A: 外観検査だけでは完全な判別は困難である。Tom's Hardwareが報じたG.Skill・V-Color偽造品のように、正規品と同一のPCBやヒートスプレッダーを使用した精巧な偽造品も存在する。ラベルの印字品質確認に加え、SPD(Serial Presence Detect)データの読み取りと製造元データベースとの照合、およびMemtest86+等による8時間以上の負荷テストを組み合わせることで検出精度を高められる。IEEEの研究では、DRAMのデータ保持特性(リテンション特性)が製造元ごとに異なることを利用した製造元同定技術も提案されている。
Q: 2026年下期にDRAM調達で偽造品リスクを避けるにはどうすればよいか?
A: 最も効果的な対策は、正規代理店またはAS6081/ISO 9001認証を取得した認定ディストリビューターからのみ調達することである。アロケーション制約でそれが困難な場合も、Certificate of Conformanceの提出を必須条件とし、ロット番号・デートコードの整合性を確認すべきである。価格だけを基準にした未検証サプライヤーからのスポット購入は、2026年の逼迫局面では偽造品混入の最大リスクとなる。

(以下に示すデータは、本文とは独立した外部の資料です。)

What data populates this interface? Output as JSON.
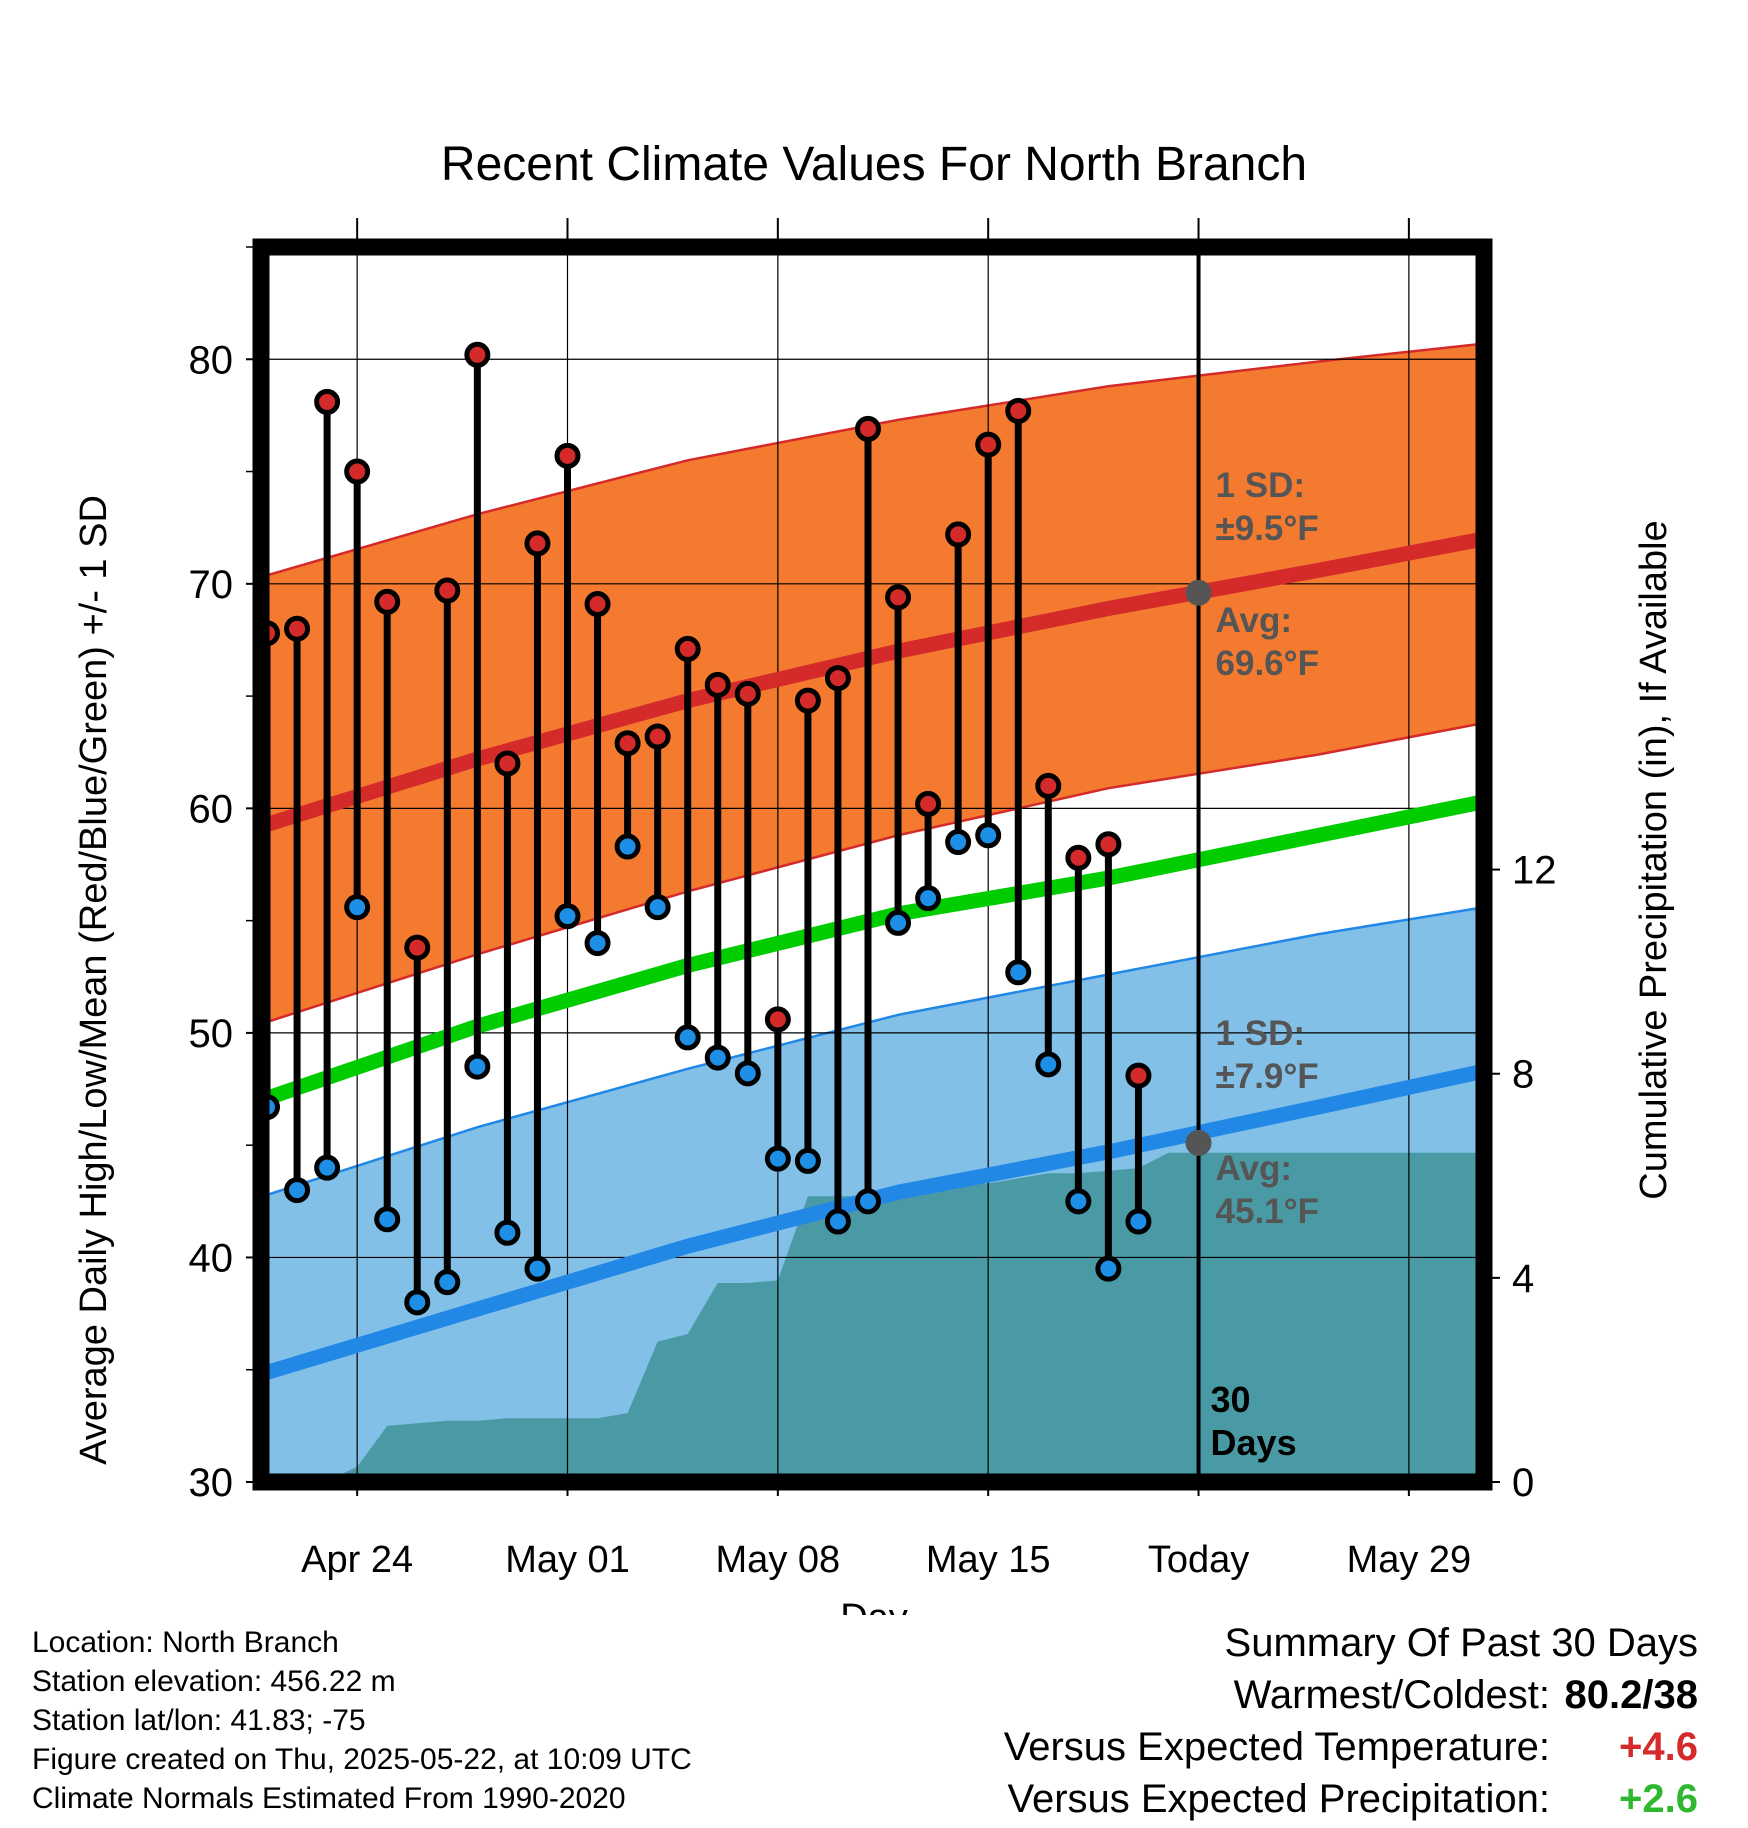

Q: DDR5モジュールでも偽造品は出回っているのか?
A: 出回っている。Tom's HardwareはComputex 2026にて、G.SkillおよびV-Colorブランドの偽造DDR5モジュールが中国のマーケットプレイスで販売されていることを両社の担当者から確認している。これらの偽造品は正規品と同一のPCBやヒートスプレッダーを使用しており、外観での判別が極めて困難とされる。また、これとは別に、空のプラスチックチップを搭載した偽造DDR5モジュールも報告されている。DDR5はDDR4より高価格であるため、偽造のインセンティブはさらに高く、調達チャネルの信頼性確認はDDR5においても不可欠である。